O impeachment de Bolsonaro não é a saída, uma vez que coloca em seu lugar o general Mourão e preserva toda obra do golpe. Nós do MRT viemos levantando desde o Esquerda Diário e nos espaços de trabalho e estudos onde atuamos, a necessidade de uma Assembleia Constituinte Livre e Soberana. Não basta mudar os jogares. É necessário mudar também as regras do jogo permitindo que o povo decida os rumos do país e derrote todas as heranças da ditadura militar que perduram até hoje, avançando para a revogação de todas as reformas e que imponha um programa para que sejam os capitalistas que paguem por essa crise que eles mesmos criaram.

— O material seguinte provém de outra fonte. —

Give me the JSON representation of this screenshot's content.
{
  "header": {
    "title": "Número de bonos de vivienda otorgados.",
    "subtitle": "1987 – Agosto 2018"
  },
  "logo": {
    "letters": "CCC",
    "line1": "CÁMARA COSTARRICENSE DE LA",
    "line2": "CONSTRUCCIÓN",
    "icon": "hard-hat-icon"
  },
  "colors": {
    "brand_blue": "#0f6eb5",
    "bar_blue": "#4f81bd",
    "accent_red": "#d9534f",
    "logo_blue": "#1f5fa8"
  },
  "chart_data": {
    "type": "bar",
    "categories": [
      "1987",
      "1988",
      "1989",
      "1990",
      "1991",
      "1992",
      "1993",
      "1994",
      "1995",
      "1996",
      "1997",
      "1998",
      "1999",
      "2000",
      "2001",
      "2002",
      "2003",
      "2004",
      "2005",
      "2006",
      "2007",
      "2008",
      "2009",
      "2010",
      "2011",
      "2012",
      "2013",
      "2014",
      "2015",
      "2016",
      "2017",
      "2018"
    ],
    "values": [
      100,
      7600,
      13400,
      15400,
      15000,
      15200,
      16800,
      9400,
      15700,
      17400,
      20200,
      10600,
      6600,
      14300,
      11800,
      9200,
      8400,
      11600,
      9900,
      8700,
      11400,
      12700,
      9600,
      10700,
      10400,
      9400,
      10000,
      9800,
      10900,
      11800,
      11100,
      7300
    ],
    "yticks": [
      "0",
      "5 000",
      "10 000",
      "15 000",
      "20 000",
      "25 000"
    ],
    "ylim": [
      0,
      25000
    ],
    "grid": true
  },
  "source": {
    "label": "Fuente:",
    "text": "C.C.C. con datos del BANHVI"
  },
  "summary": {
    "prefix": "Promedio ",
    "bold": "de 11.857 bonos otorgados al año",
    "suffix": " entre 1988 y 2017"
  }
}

Veja também: Um programa emergencial para a pandemia!

Conforme afirmou Letícia Parks, dirigente do Movimento Revolucionário de Trabalhadores (MRT) e fundadora do Quilombo Vermelho, “há 57 anos o Brasil vivia um golpe que inaugurou uma ofensiva sanguinária contra o movimento operário, as negras e negros, as massas indígenas. Não esquecemos e não perdoamos. Por prisão aos torturadores e contra os entulhos do regime, militar como a lei de segurança nacional”

Referência
[1] SAVIANI, Dermeval. O legado educacional do regime militar. Cad. CEDES [online]. 2008, vol.28, n.76, pp.291-312.